Illumina, Celgene, and GE Ventures back one of genomics' largest private rounds.

2017

Unicorn Valuation

A funding round values the company at more than $1.6 billion.

2019

Reset & New Leadership

Wei-Wu He becomes executive chairman; a $30M round follows a sharp valuation decline.

2020

PNAS Study Published

Integrated genome, imaging, and metabolomics data shown to uncover hidden health risks.

2024

$39.8M Series C

Fresh growth capital as demand for longevity medicine climbs.

2026

$599 Genome & AI Spin-Out

Launches a clinical-grade $599 genome report and forms Human Life Foundation Models, while mourning co-founder Craig Venter.

Follow the Money

Funding History

RoundAmountDateNotable Investors
Series A$80M2014Illumina, international healthcare investors
Series B$220MApr 2016Illumina, Celgene, GE Ventures
Private Financing$30MNov 2019Emerging Technology Partners
Series C$39.8MAug 2024Undisclosed

Peak valuation >$1.6B (2017) · Fell ~80% to ~$310M · Proposed 2022 SPAC implied ~$1B

The Founders

Who Started It

J. Craig Venter

Co-Founder · former Exec. Chairman & CEO

Genomics pioneer who helped produce one of the first draft human genome sequences and built the first cell run by a synthetic chromosome. Died 2026, aged 79.

Peter Diamandis

Co-Founder

Serial entrepreneur, founder of the XPRIZE Foundation and co-founder of Singularity University.

Robert Hariri

Co-Founder

Physician-scientist and biotech entrepreneur focused on regenerative medicine and cellular therapeutics.

Questions

The Short Answers

What does Human Longevity, Inc. do?

It combines clinical-grade whole genome sequencing, whole-body MRI, hundreds of blood biomarkers, and AI analytics - primarily through its Health Nucleus platform - to detect and help prevent age-related disease early.

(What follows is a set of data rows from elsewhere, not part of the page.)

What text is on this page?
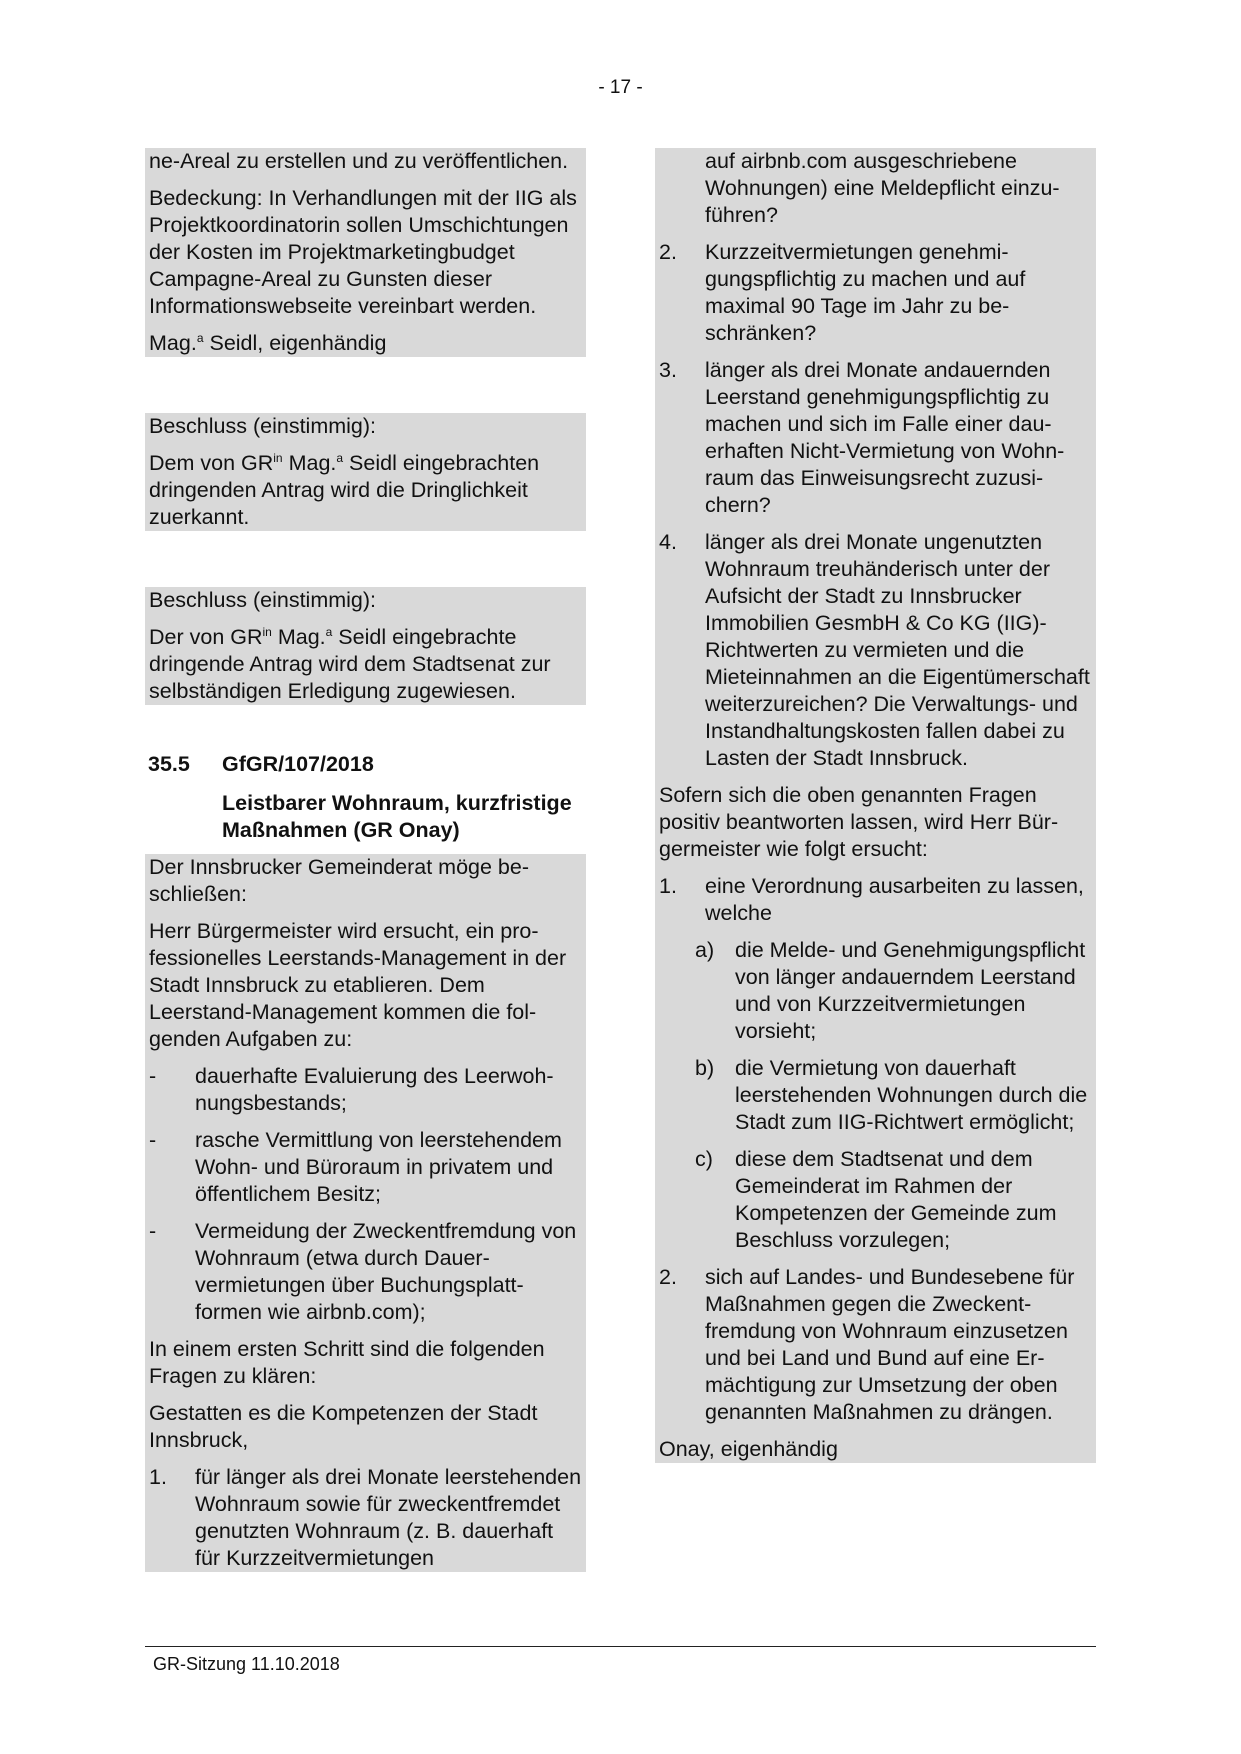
- 17 -

ne-Areal zu erstellen und zu veröffentlichen.

Bedeckung: In Verhandlungen mit der IIG als Projektkoordinatorin sollen Umschichtungen der Kosten im Projektmarketingbudget Campagne-Areal zu Gunsten dieser Informationswebseite vereinbart werden.

Mag.$^a$ Seidl, eigenhändig

Beschluss (einstimmig):

Dem von $GR^{in}$ Mag.$^a$ Seidl eingebrachten dringenden Antrag wird die Dringlichkeit zuerkannt.

Beschluss (einstimmig):

Der von $GR^{in}$ Mag.$^a$ Seidl eingebrachte dringende Antrag wird dem Stadtsenat zur selbständigen Erledigung zugewiesen.

35.5 GfGR/107/2018
Leistbarer Wohnraum, kurzfristige Maßnahmen (GR Onay)

Der Innsbrucker Gemeinderat möge beschließen:

Herr Bürgermeister wird ersucht, ein professionelles Leerstands-Management in der Stadt Innsbruck zu etablieren. Dem Leerstand-Management kommen die folgenden Aufgaben zu:

-	dauerhafte Evaluierung des Leerwohnungsbestands;
-	rasche Vermittlung von leerstehendem Wohn- und Büroraum in privatem und öffentlichem Besitz;
-	Vermeidung der Zweckentfremdung von Wohnraum (etwa durch Dauervermietungen über Buchungsplattformen wie airbnb.com);

In einem ersten Schritt sind die folgenden Fragen zu klären:

Gestatten es die Kompetenzen der Stadt Innsbruck,

1.	für länger als drei Monate leerstehenden Wohnraum sowie für zweckentfremdet genutzten Wohnraum (z. B. dauerhaft für Kurzzeitvermietungen
auf airbnb.com ausgeschriebene Wohnungen) eine Meldepflicht einzuführen?
2.	Kurzzeitvermietungen genehmigungspflichtig zu machen und auf maximal 90 Tage im Jahr zu beschränken?
3.	länger als drei Monate andauernden Leerstand genehmigungspflichtig zu machen und sich im Falle einer dauerhaften Nicht-Vermietung von Wohnraum das Einweisungsrecht zuzusichern?
4.	länger als drei Monate ungenutzten Wohnraum treuhänderisch unter der Aufsicht der Stadt zu Innsbrucker Immobilien GesmbH & Co KG (IIG)-Richtwerten zu vermieten und die Mieteinnahmen an die Eigentümerschaft weiterzureichen? Die Verwaltungs- und Instandhaltungskosten fallen dabei zu Lasten der Stadt Innsbruck.

Sofern sich die oben genannten Fragen positiv beantworten lassen, wird Herr Bürgermeister wie folgt ersucht:

1.	eine Verordnung ausarbeiten zu lassen, welche
a) die Melde- und Genehmigungspflicht von länger andauerndem Leerstand und von Kurzzeitvermietungen vorsieht;
b) die Vermietung von dauerhaft leerstehenden Wohnungen durch die Stadt zum IIG-Richtwert ermöglicht;
c)	diese dem Stadtsenat und dem Gemeinderat im Rahmen der Kompetenzen der Gemeinde zum Beschluss vorzulegen;
2.	sich auf Landes- und Bundesebene für Maßnahmen gegen die Zweckentfremdung von Wohnraum einzusetzen und bei Land und Bund auf eine Ermächtigung zur Umsetzung der oben genannten Maßnahmen zu drängen.

Onay, eigenhändig

GR-Sitzung 11.10.2018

Who founded Human Longevity?

It was founded in 2013 by genomics pioneer J. Craig Venter along with Peter Diamandis and Robert Hariri.

How much does it cost?

Historically five figures - executive health memberships ran roughly $4,950 to $25,000 - but in 2026 the company launched a clinical-grade whole genome report for $599.

Where is Human Longevity based?

It is headquartered in San Diego, California, with an office in South San Francisco.

What is Human Life Foundation Models?

A 2026 spin-out from Human Longevity building large-scale AI foundation models for longevity science, starting with a collaboration with Insilico Medicine.